On 11 September 1994, Hermann Langer, son of farmer Mattias Langer who had attempted to help the soldiers, erected a small stone cross to remember the 11 murdered men. On 23 May 2004, a new memorial was built on the site of the executions and was dedicated to the 11 troops as well as all the African-American soldiers who had fought in the European theater. It is believed to be the only memorial specifically dedicated to African-American soldiers of World War II in Europe.

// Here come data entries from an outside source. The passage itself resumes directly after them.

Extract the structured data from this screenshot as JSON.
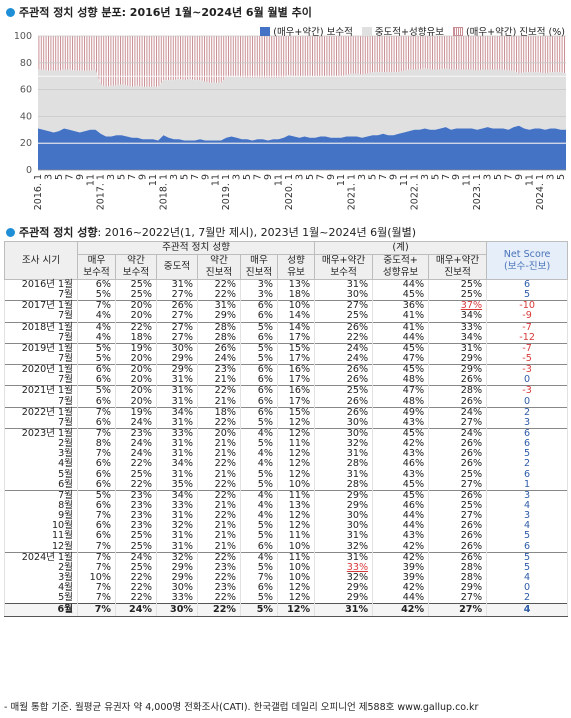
{
  "chart_section": {
    "title": "주관적 정치 성향 분포: 2016년 1월~2024년 6월 월별 추이"
  },
  "chart_data": [
    {
      "type": "area",
      "title": "주관적 정치 성향 분포: 2016년 1월~2024년 6월 월별 추이",
      "series": [
        {
          "name": "(매우+약간) 보수적",
          "color": "#4472c4",
          "values": [
            31,
            30,
            29,
            28,
            29,
            31,
            30,
            29,
            28,
            29,
            30,
            30,
            27,
            25,
            25,
            26,
            26,
            25,
            24,
            24,
            23,
            23,
            23,
            22,
            26,
            24,
            23,
            23,
            22,
            22,
            22,
            23,
            22,
            22,
            22,
            22,
            24,
            25,
            24,
            23,
            23,
            22,
            23,
            23,
            22,
            23,
            23,
            24,
            26,
            25,
            24,
            25,
            24,
            24,
            25,
            25,
            24,
            24,
            24,
            25,
            25,
            25,
            24,
            25,
            26,
            26,
            27,
            26,
            26,
            27,
            28,
            29,
            30,
            30,
            31,
            30,
            30,
            31,
            32,
            30,
            31,
            31,
            31,
            31,
            30,
            31,
            32,
            31,
            31,
            31,
            30,
            32,
            33,
            31,
            30,
            31,
            31,
            30,
            31,
            31,
            30,
            30
          ]
        },
        {
          "name": "중도적+성향유보",
          "color": "#e0e0e0",
          "values": [
            44,
            45,
            45,
            46,
            45,
            44,
            45,
            45,
            46,
            45,
            44,
            45,
            37,
            37,
            38,
            37,
            38,
            38,
            38,
            39,
            39,
            39,
            39,
            40,
            41,
            43,
            44,
            45,
            45,
            46,
            45,
            44,
            44,
            43,
            43,
            43,
            45,
            45,
            46,
            46,
            46,
            47,
            46,
            46,
            47,
            46,
            46,
            45,
            45,
            45,
            46,
            45,
            46,
            46,
            45,
            45,
            46,
            46,
            46,
            46,
            47,
            47,
            47,
            47,
            47,
            47,
            46,
            47,
            47,
            46,
            46,
            46,
            45,
            45,
            45,
            45,
            45,
            44,
            44,
            45,
            44,
            44,
            44,
            44,
            44,
            44,
            43,
            44,
            44,
            44,
            44,
            42,
            39,
            42,
            43,
            42,
            42,
            42,
            42,
            42,
            43,
            42
          ]
        },
        {
          "name": "(매우+약간) 진보적 (%)",
          "color": "#c98f94",
          "values": [
            25,
            25,
            26,
            26,
            26,
            25,
            25,
            26,
            26,
            26,
            26,
            25,
            36,
            38,
            37,
            37,
            36,
            37,
            38,
            37,
            38,
            38,
            38,
            38,
            33,
            33,
            33,
            32,
            33,
            32,
            33,
            33,
            34,
            35,
            35,
            35,
            31,
            30,
            30,
            31,
            31,
            31,
            31,
            31,
            31,
            31,
            31,
            31,
            29,
            30,
            30,
            30,
            30,
            30,
            30,
            30,
            30,
            30,
            30,
            29,
            28,
            28,
            29,
            28,
            27,
            27,
            27,
            27,
            27,
            27,
            26,
            25,
            25,
            25,
            24,
            25,
            25,
            25,
            24,
            25,
            25,
            25,
            25,
            25,
            26,
            25,
            25,
            25,
            25,
            25,
            26,
            26,
            28,
            27,
            27,
            27,
            27,
            28,
            27,
            27,
            27,
            28
          ]
        }
      ],
      "x_tick_labels": [
        "2016. 1",
        "3",
        "5",
        "7",
        "9",
        "11",
        "2017. 1",
        "3",
        "5",
        "7",
        "9",
        "11",
        "2018. 1",
        "3",
        "5",
        "7",
        "9",
        "11",
        "2019. 1",
        "3",
        "5",
        "7",
        "9",
        "11",
        "2020. 1",
        "3",
        "5",
        "7",
        "9",
        "11",
        "2021. 1",
        "3",
        "5",
        "7",
        "9",
        "11",
        "2022. 1",
        "3",
        "5",
        "7",
        "9",
        "11",
        "2023. 1",
        "3",
        "5",
        "7",
        "9",
        "11",
        "2024. 1",
        "3",
        "5"
      ],
      "y_ticks": [
        0,
        20,
        40,
        60,
        80,
        100
      ],
      "ylim": [
        0,
        100
      ],
      "legend_placement": "top-right",
      "grid": true
    }
  ],
  "table_section": {
    "title_bold": "주관적 정치 성향",
    "title_rest": ": 2016~2022년(1, 7월만 제시), 2023년 1월~2024년 6월(월별)"
  },
  "table": {
    "group_header": "주관적 정치 성향",
    "sum_header": "(계)",
    "period_header": "조사 시기",
    "col_headers": [
      "매우\n보수적",
      "약간\n보수적",
      "중도적",
      "약간\n진보적",
      "매우\n진보적",
      "성향\n유보",
      "매우+약간\n보수적",
      "중도적+\n성향유보",
      "매우+약간\n진보적"
    ],
    "net_header": "Net Score\n(보수-진보)",
    "rows": [
      {
        "label": "2016년 1월",
        "cells": [
          "6%",
          "25%",
          "31%",
          "22%",
          "3%",
          "13%",
          "31%",
          "44%",
          "25%"
        ],
        "net": "6"
      },
      {
        "label": "7월",
        "cells": [
          "5%",
          "25%",
          "27%",
          "22%",
          "3%",
          "18%",
          "30%",
          "45%",
          "25%"
        ],
        "net": "5"
      },
      {
        "label": "2017년 1월",
        "cells": [
          "7%",
          "20%",
          "26%",
          "31%",
          "6%",
          "10%",
          "27%",
          "36%",
          "37%"
        ],
        "net": "-10",
        "red": [
          8
        ],
        "sep": true
      },
      {
        "label": "7월",
        "cells": [
          "4%",
          "20%",
          "27%",
          "29%",
          "6%",
          "14%",
          "25%",
          "41%",
          "34%"
        ],
        "net": "-9"
      },
      {
        "label": "2018년 1월",
        "cells": [
          "4%",
          "22%",
          "27%",
          "28%",
          "5%",
          "14%",
          "26%",
          "41%",
          "33%"
        ],
        "net": "-7",
        "sep": true
      },
      {
        "label": "7월",
        "cells": [
          "4%",
          "18%",
          "27%",
          "28%",
          "6%",
          "17%",
          "22%",
          "44%",
          "34%"
        ],
        "net": "-12"
      },
      {
        "label": "2019년 1월",
        "cells": [
          "5%",
          "19%",
          "30%",
          "26%",
          "5%",
          "15%",
          "24%",
          "45%",
          "31%"
        ],
        "net": "-7",
        "sep": true
      },
      {
        "label": "7월",
        "cells": [
          "5%",
          "20%",
          "29%",
          "24%",
          "5%",
          "17%",
          "24%",
          "47%",
          "29%"
        ],
        "net": "-5"
      },
      {
        "label": "2020년 1월",
        "cells": [
          "6%",
          "20%",
          "29%",
          "23%",
          "6%",
          "16%",
          "26%",
          "45%",
          "29%"
        ],
        "net": "-3",
        "sep": true
      },
      {
        "label": "7월",
        "cells": [
          "6%",
          "20%",
          "31%",
          "21%",
          "6%",
          "17%",
          "26%",
          "48%",
          "26%"
        ],
        "net": "0"
      },
      {
        "label": "2021년 1월",
        "cells": [
          "5%",
          "20%",
          "31%",
          "22%",
          "6%",
          "16%",
          "25%",
          "47%",
          "28%"
        ],
        "net": "-3",
        "sep": true
      },
      {
        "label": "7월",
        "cells": [
          "6%",
          "20%",
          "31%",
          "21%",
          "6%",
          "17%",
          "26%",
          "48%",
          "26%"
        ],
        "net": "0"
      },
      {
        "label": "2022년 1월",
        "cells": [
          "7%",
          "19%",
          "34%",
          "18%",
          "6%",
          "15%",
          "26%",
          "49%",
          "24%"
        ],
        "net": "2",
        "sep": true
      },
      {
        "label": "7월",
        "cells": [
          "6%",
          "24%",
          "31%",
          "22%",
          "5%",
          "12%",
          "30%",
          "43%",
          "27%"
        ],
        "net": "3"
      },
      {
        "label": "2023년 1월",
        "cells": [
          "7%",
          "23%",
          "33%",
          "20%",
          "4%",
          "12%",
          "30%",
          "45%",
          "24%"
        ],
        "net": "6",
        "sep": true
      },
      {
        "label": "2월",
        "cells": [
          "8%",
          "24%",
          "31%",
          "21%",
          "5%",
          "11%",
          "32%",
          "42%",
          "26%"
        ],
        "net": "6"
      },
      {
        "label": "3월",
        "cells": [
          "7%",
          "24%",
          "31%",
          "21%",
          "4%",
          "12%",
          "31%",
          "43%",
          "26%"
        ],
        "net": "5"
      },
      {
        "label": "4월",
        "cells": [
          "6%",
          "22%",
          "34%",
          "22%",
          "4%",
          "12%",
          "28%",
          "46%",
          "26%"
        ],
        "net": "2"
      },
      {
        "label": "5월",
        "cells": [
          "6%",
          "25%",
          "31%",
          "21%",
          "5%",
          "12%",
          "31%",
          "43%",
          "25%"
        ],
        "net": "6"
      },
      {
        "label": "6월",
        "cells": [
          "6%",
          "22%",
          "35%",
          "22%",
          "5%",
          "10%",
          "28%",
          "45%",
          "27%"
        ],
        "net": "1"
      },
      {
        "label": "7월",
        "cells": [
          "5%",
          "23%",
          "34%",
          "22%",
          "4%",
          "11%",
          "29%",
          "45%",
          "26%"
        ],
        "net": "3",
        "sep": true
      },
      {
        "label": "8월",
        "cells": [
          "6%",
          "23%",
          "33%",
          "21%",
          "4%",
          "13%",
          "29%",
          "46%",
          "25%"
        ],
        "net": "4"
      },
      {
        "label": "9월",
        "cells": [
          "7%",
          "23%",
          "31%",
          "22%",
          "4%",
          "12%",
          "30%",
          "44%",
          "27%"
        ],
        "net": "3"
      },
      {
        "label": "10월",
        "cells": [
          "6%",
          "23%",
          "32%",
          "21%",
          "5%",
          "12%",
          "30%",
          "44%",
          "26%"
        ],
        "net": "4"
      },
      {
        "label": "11월",
        "cells": [
          "6%",
          "25%",
          "31%",
          "21%",
          "5%",
          "11%",
          "31%",
          "43%",
          "26%"
        ],
        "net": "5"
      },
      {
        "label": "12월",
        "cells": [
          "7%",
          "25%",
          "31%",
          "21%",
          "6%",
          "10%",
          "32%",
          "42%",
          "26%"
        ],
        "net": "6"
      },
      {
        "label": "2024년 1월",
        "cells": [
          "7%",
          "24%",
          "32%",
          "22%",
          "4%",
          "11%",
          "31%",
          "42%",
          "26%"
        ],
        "net": "5",
        "sep": true
      },
      {
        "label": "2월",
        "cells": [
          "7%",
          "25%",
          "29%",
          "23%",
          "5%",
          "10%",
          "33%",
          "39%",
          "28%"
        ],
        "net": "5",
        "red": [
          6
        ]
      },
      {
        "label": "3월",
        "cells": [
          "10%",
          "22%",
          "29%",
          "22%",
          "7%",
          "10%",
          "32%",
          "39%",
          "28%"
        ],
        "net": "4"
      },
      {
        "label": "4월",
        "cells": [
          "7%",
          "22%",
          "30%",
          "23%",
          "6%",
          "12%",
          "29%",
          "42%",
          "29%"
        ],
        "net": "0"
      },
      {
        "label": "5월",
        "cells": [
          "7%",
          "22%",
          "33%",
          "22%",
          "5%",
          "12%",
          "29%",
          "44%",
          "27%"
        ],
        "net": "2"
      }
    ],
    "total_row": {
      "label": "6월",
      "cells": [
        "7%",
        "24%",
        "30%",
        "22%",
        "5%",
        "12%",
        "31%",
        "42%",
        "27%"
      ],
      "net": "4"
    }
  },
  "footnote": "- 매월 통합 기준. 월평균 유권자 약 4,000명 전화조사(CATI). 한국갤럽 데일리 오피니언 제588호 www.gallup.co.kr"
}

In 2006, members of the Worcester, Massachusetts, chapter of Veterans of the Battle of the Bulge dedicated the first memorial to the Wereth 11 on United States soil. It was dedicated at the Winchendon Veterans' Memorial Cemetery on 20 August.

In 2016, a memorial was erected in Miller Park, Bloomington, Illinois. Each soldier is named.

===End of the war===

Because it had been overrun, the 333rd Field Artillery Battalion suffered more casualties during the Battle of the Bulge than any other artillery unit in the VIII Corps. Six officers, including the battalion commander, and 222 enlisted men had been either killed or become prisoners of war. Nine howitzers, thirty-four trucks, and twelve weapons carriers were lost. The 286 men that remained in the battalion were mostly reassigned to the 578th and 969th Field Artillery Battalions. The battalion was originally scheduled to be disbanded because of the heavy losses it had suffered and the difficulty in obtaining replacements, but in the interim, the few men remaining in the skeletonized battalion performed guard and labor duties. Sufficient replacements did not arrive to reconstitute the 333rd Field Artillery Battalion until April 1945.

The 333rd Field Artillery Group served in the Rhineland and Central Europe campaign to the end of the war.

== After World War II ==

The 333rd Field Artillery Battalion was inactivated on 10 June 1945 in Germany, while the 333rd Field Artillery Group was inactivated at Camp Patrick Henry, Virginia, on 30 December 1945. Both the 333rd and 969th Field Artillery Battalions were later reactivated, although further reorganizations ensued, with the 333rd Field Artillery Battalion renumbered as the 446th Field Artillery Battalion. On 1 July 1959, the 333rd Field Artillery Group was reactivated as the 333rd Field Artillery Regiment, with the 446th and 969th Field Artillery Battalions subordinated to it.

On 1 September 1971, the regiment was retitled the 333rd Field Artillery Regiment. Four target acquisition batteries of the 333rd Field Artillery served in Operation Desert Storm in 1991. Today, there is only one target acquisition battery in the Army that still bears the number of the 333rd Field Artillery: F TAB, 333rd FAR is stationed at Camp Casey in South Korea, as part of the 210th Field Artillery Brigade.